My information on how this works is out of date and I can’t answer all your questions, but
I can tell you how this feature was originally implemented.
Single address space components were originally implemented using post-compilation symbol
mangling. As you’ve noticed, naive linking of two component instances together presents
two problems:
1. Unrelated homonyms between the instances now conflict. A symbol called `foo` in
component instance A and a symbol called `foo` in component instance B now refer to the
same thing when linked together.
2. References to glue code have the opposite problem: their names may differ in component
instance A and component instance B, but need to refer to the same functions when the two
are linked together.
Both problems were solved with the same mechanism: GNU objcopy. The invocations to objcopy
were template-generated so they could take advantage of knowledge about the system begin
compiled. A generated objcopy invocation would do the following:
1. Adjust all non-generated symbols to have internal visibility. Component instance A and
component instance B have already been (partially) linked, so at this point the only
unresolved symbols that need to remain externally visible are those related to the
connection(s) between them. This solves problem 1 above.

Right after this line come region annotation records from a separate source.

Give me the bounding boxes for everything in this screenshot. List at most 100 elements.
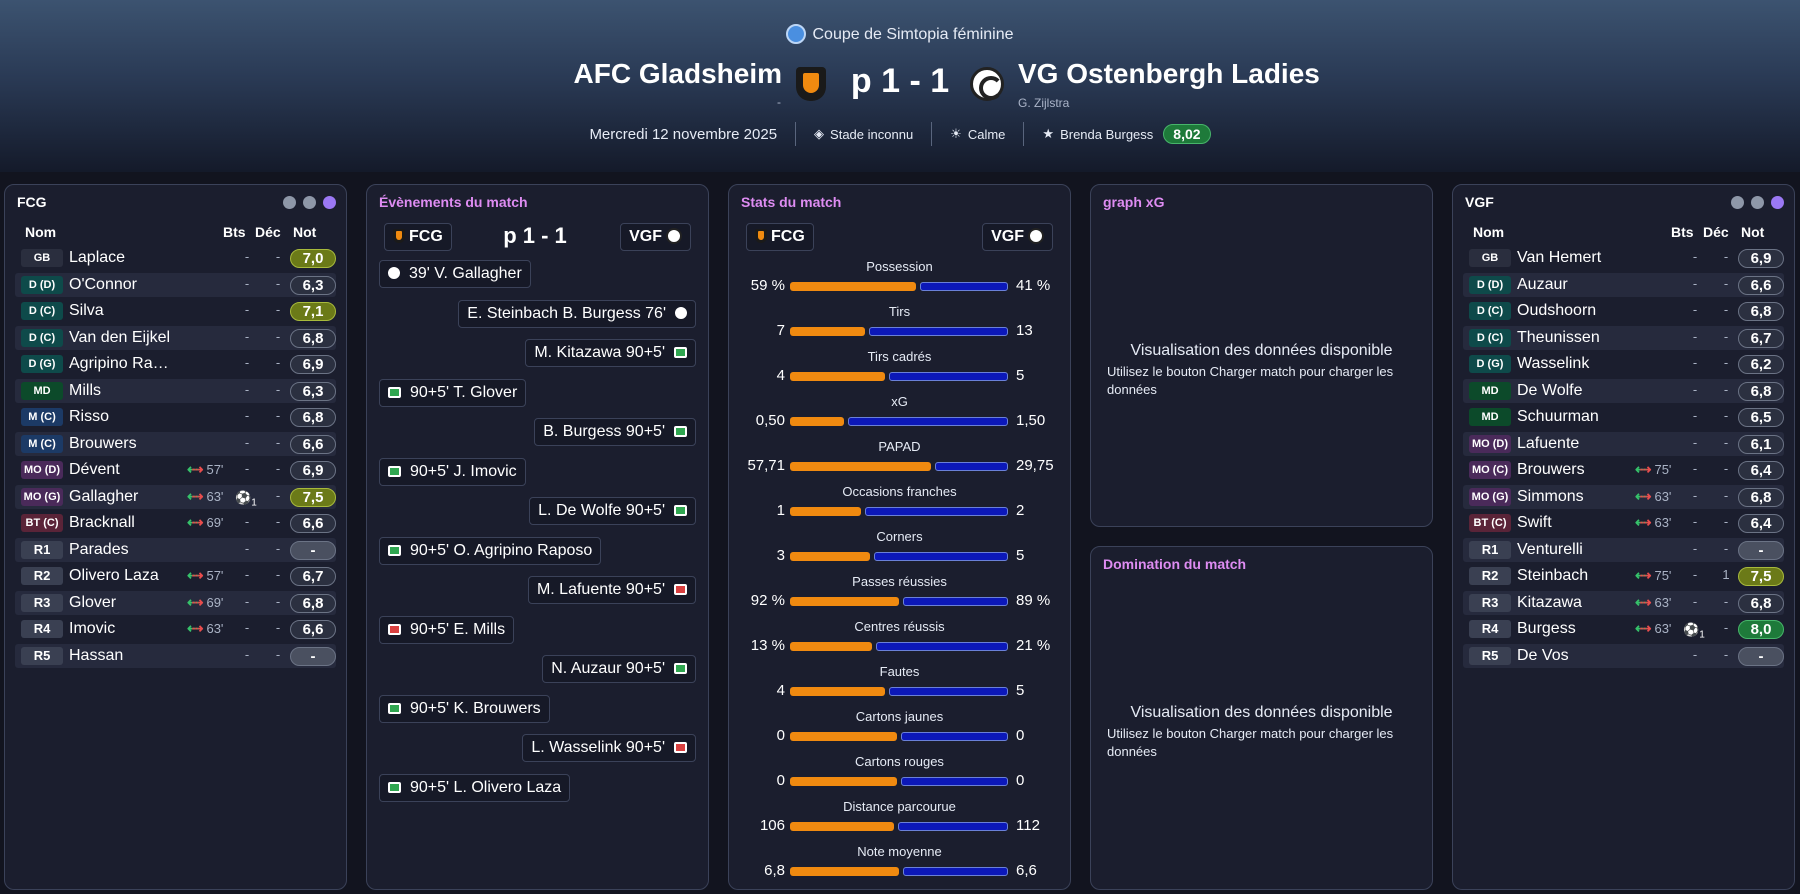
player-row[interactable]: D (G) Agripino Ra… - -6,9 <box>15 352 336 376</box>
player-name[interactable]: Schuurman <box>1517 408 1599 425</box>
player-row[interactable]: R4 Burgess ⇠⇢ 63' ⚽1-8,0 <box>1463 617 1784 641</box>
player-row[interactable]: D (D) Auzaur - -6,6 <box>1463 272 1784 297</box>
player-name[interactable]: Kitazawa <box>1517 593 1582 611</box>
page-dot[interactable] <box>303 196 316 209</box>
home-team-name[interactable]: AFC Gladsheim <box>573 58 782 89</box>
player-name[interactable]: Bracknall <box>69 514 135 531</box>
away-crest-icon[interactable] <box>970 67 1004 101</box>
player-name[interactable]: Brouwers <box>1517 461 1585 478</box>
page-dot[interactable] <box>283 196 296 209</box>
player-row[interactable]: BT (C) Bracknall ⇠⇢ 69' - -6,6 <box>15 511 336 535</box>
match-event[interactable]: E. Steinbach B. Burgess 76' <box>458 299 696 328</box>
player-name[interactable]: Agripino Ra… <box>69 355 169 372</box>
col-name[interactable]: Nom <box>25 224 57 240</box>
player-row[interactable]: MO (G) Gallagher ⇠⇢ 63' ⚽1-7,5 <box>15 484 336 509</box>
stats-home-team[interactable]: FCG <box>746 223 814 251</box>
player-row[interactable]: MD Mills - -6,3 <box>15 378 336 403</box>
player-row[interactable]: M (C) Brouwers - -6,6 <box>15 431 336 456</box>
col-name[interactable]: Nom <box>1473 224 1505 240</box>
match-event[interactable]: 39' V. Gallagher <box>379 260 531 288</box>
player-name[interactable]: Swift <box>1517 514 1552 531</box>
match-event[interactable]: B. Burgess 90+5' <box>534 418 696 446</box>
player-name[interactable]: Steinbach <box>1517 567 1589 584</box>
player-row[interactable]: D (C) Silva - -7,1 <box>15 299 336 323</box>
player-name[interactable]: Glover <box>69 593 117 611</box>
player-row[interactable]: R2 Olivero Laza ⇠⇢ 57' - -6,7 <box>15 564 336 588</box>
player-name[interactable]: Dévent <box>69 461 120 478</box>
match-event[interactable]: 90+5' L. Olivero Laza <box>379 773 571 802</box>
player-name[interactable]: Laplace <box>69 249 126 266</box>
player-row[interactable]: R2 Steinbach ⇠⇢ 75' -1 7,5 <box>1463 564 1784 588</box>
page-dot[interactable] <box>1731 196 1744 209</box>
player-name[interactable]: Risso <box>69 408 110 425</box>
page-dot[interactable] <box>1751 196 1764 209</box>
player-row[interactable]: BT (C) Swift ⇠⇢ 63' - -6,4 <box>1463 511 1784 535</box>
events-away-team[interactable]: VGF <box>620 223 691 251</box>
player-row[interactable]: GB Laplace - -7,0 <box>15 246 336 270</box>
player-row[interactable]: MD Schuurman - -6,5 <box>1463 405 1784 429</box>
col-assists[interactable]: Déc <box>255 224 281 240</box>
player-row[interactable]: R3 Kitazawa ⇠⇢ 63' - -6,8 <box>1463 590 1784 615</box>
page-dot-active[interactable] <box>1771 196 1784 209</box>
player-name[interactable]: Brouwers <box>69 434 137 452</box>
col-goals[interactable]: Bts <box>1671 224 1694 240</box>
events-home-team[interactable]: FCG <box>384 223 452 251</box>
player-row[interactable]: MO (G) Simmons ⇠⇢ 63' - -6,8 <box>1463 484 1784 509</box>
player-row[interactable]: R5 Hassan - - - <box>15 643 336 668</box>
match-event[interactable]: L. De Wolfe 90+5' <box>529 497 696 525</box>
stats-away-team[interactable]: VGF <box>982 223 1053 251</box>
col-rating[interactable]: Not <box>1741 224 1765 240</box>
player-of-match[interactable]: ★ Brenda Burgess 8,02 <box>1024 124 1228 144</box>
player-row[interactable]: R1 Parades - - - <box>15 537 336 562</box>
player-row[interactable]: R5 De Vos - - - <box>1463 643 1784 668</box>
player-row[interactable]: MO (C) Brouwers ⇠⇢ 75' - -6,4 <box>1463 458 1784 482</box>
player-row[interactable]: R3 Glover ⇠⇢ 69' - -6,8 <box>15 590 336 615</box>
player-name[interactable]: Mills <box>69 381 101 399</box>
match-event[interactable]: 90+5' O. Agripino Raposo <box>379 536 602 565</box>
match-event[interactable]: L. Wasselink 90+5' <box>522 734 696 762</box>
player-row[interactable]: MO (D) Dévent ⇠⇢ 57' - -6,9 <box>15 458 336 482</box>
col-assists[interactable]: Déc <box>1703 224 1729 240</box>
page-dot-active[interactable] <box>323 196 336 209</box>
player-row[interactable]: R1 Venturelli - - - <box>1463 537 1784 562</box>
match-event[interactable]: 90+5' K. Brouwers <box>379 694 550 723</box>
player-name[interactable]: Venturelli <box>1517 540 1583 558</box>
player-name[interactable]: Theunissen <box>1517 328 1600 346</box>
away-manager[interactable]: G. Zijlstra <box>1018 96 1070 110</box>
player-name[interactable]: O'Connor <box>69 275 137 293</box>
player-name[interactable]: Auzaur <box>1517 275 1568 293</box>
player-name[interactable]: Olivero Laza <box>69 567 159 584</box>
player-name[interactable]: Burgess <box>1517 620 1576 637</box>
player-row[interactable]: R4 Imovic ⇠⇢ 63' - -6,6 <box>15 617 336 641</box>
col-goals[interactable]: Bts <box>223 224 246 240</box>
away-team-name[interactable]: VG Ostenbergh Ladies <box>1018 58 1320 89</box>
player-name[interactable]: Parades <box>69 540 129 558</box>
player-row[interactable]: D (C) Oudshoorn - -6,8 <box>1463 299 1784 323</box>
player-row[interactable]: M (C) Risso - -6,8 <box>15 405 336 429</box>
player-name[interactable]: De Wolfe <box>1517 381 1583 399</box>
player-name[interactable]: Van Hemert <box>1517 249 1602 266</box>
player-name[interactable]: De Vos <box>1517 646 1569 664</box>
player-row[interactable]: D (D) O'Connor - -6,3 <box>15 272 336 297</box>
home-crest-icon[interactable] <box>796 67 826 101</box>
match-event[interactable]: 90+5' E. Mills <box>379 615 515 644</box>
player-name[interactable]: Gallagher <box>69 487 139 505</box>
match-event[interactable]: M. Lafuente 90+5' <box>527 576 696 604</box>
player-row[interactable]: D (C) Theunissen - -6,7 <box>1463 325 1784 350</box>
col-rating[interactable]: Not <box>293 224 317 240</box>
match-event[interactable]: N. Auzaur 90+5' <box>542 655 696 683</box>
player-name[interactable]: Silva <box>69 302 104 319</box>
match-event[interactable]: M. Kitazawa 90+5' <box>525 339 696 367</box>
player-name[interactable]: Wasselink <box>1517 355 1590 372</box>
match-event[interactable]: 90+5' J. Imovic <box>379 457 526 486</box>
player-name[interactable]: Oudshoorn <box>1517 302 1597 319</box>
match-event[interactable]: 90+5' T. Glover <box>379 378 527 407</box>
competition[interactable]: Coupe de Simtopia féminine <box>0 24 1800 44</box>
player-name[interactable]: Imovic <box>69 620 116 637</box>
player-row[interactable]: D (C) Van den Eijkel - -6,8 <box>15 325 336 350</box>
player-row[interactable]: MO (D) Lafuente - -6,1 <box>1463 431 1784 456</box>
player-name[interactable]: Hassan <box>69 646 124 664</box>
player-name[interactable]: Simmons <box>1517 487 1584 505</box>
player-name[interactable]: Lafuente <box>1517 434 1580 452</box>
player-name[interactable]: Van den Eijkel <box>69 328 171 346</box>
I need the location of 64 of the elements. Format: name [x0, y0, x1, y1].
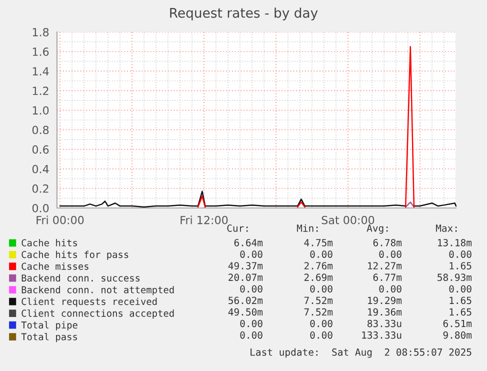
text: 0.00 [240, 285, 262, 293]
legend-label: Backend conn. success [22, 274, 140, 282]
x-tick-label: Fri 12:00 [180, 216, 228, 224]
legend-label: Client connections accepted [22, 309, 174, 319]
y-tick-label: 1.6 [32, 48, 49, 56]
y-tick-label: 1.8 [32, 28, 49, 36]
text: 56.02m [228, 296, 263, 304]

2. Name-mangle all remaining symbols to something prefixed with the relevant connection
instance’s name. IIRC the name mangling scheme was something like ‘<connection instance
name><space><original symbol name>’. This guaranteed uniqueness because
<space> is not a character that existed in C or assembly symbols. Whether using a
space in a symbol name is legal or not, I don’t know, but all the binutils seemed fine
with this.
3. Rename the second component in the name mangling above to a common name. I don’t recall
exactly how this name was chosen, but this solves problem 2 above.
This sounds pretty unorthodox and brittle, but it actually worked surprisingly well. All
combinations of single address space component systems seemed to Just Work, with a few
notable sharp edges:
* Anything involving MMIO was tricky. These symbols frequently needed to remain externally
visible and the two component instances would often have differing names but the same
addresses for them.
* GNU ld was more or less required. The multiple steps involving partial linking was only
supported by GNU ld and Gold at the time. LLVM’s lld may have caught up in the interim
years.
* The objcopy name mangling broke cross-section references used by GCC’s implementation of
Link-Time Optimization. As a result, any LTO compilation degraded to LTO being disabled.
This wouldn’t have been a big deal except that one of the primary reasons to put two
components in a single address space is to enable cross-component inlining, usually
facilitated by LTO. AFAICT this (playing objcopy tricks and expecting LTO to still work)
was simply not a supported use case. We explored how to work around this and got some
one-off efforts working for benchmarking, but proper support would have involved altering
the way binutils work.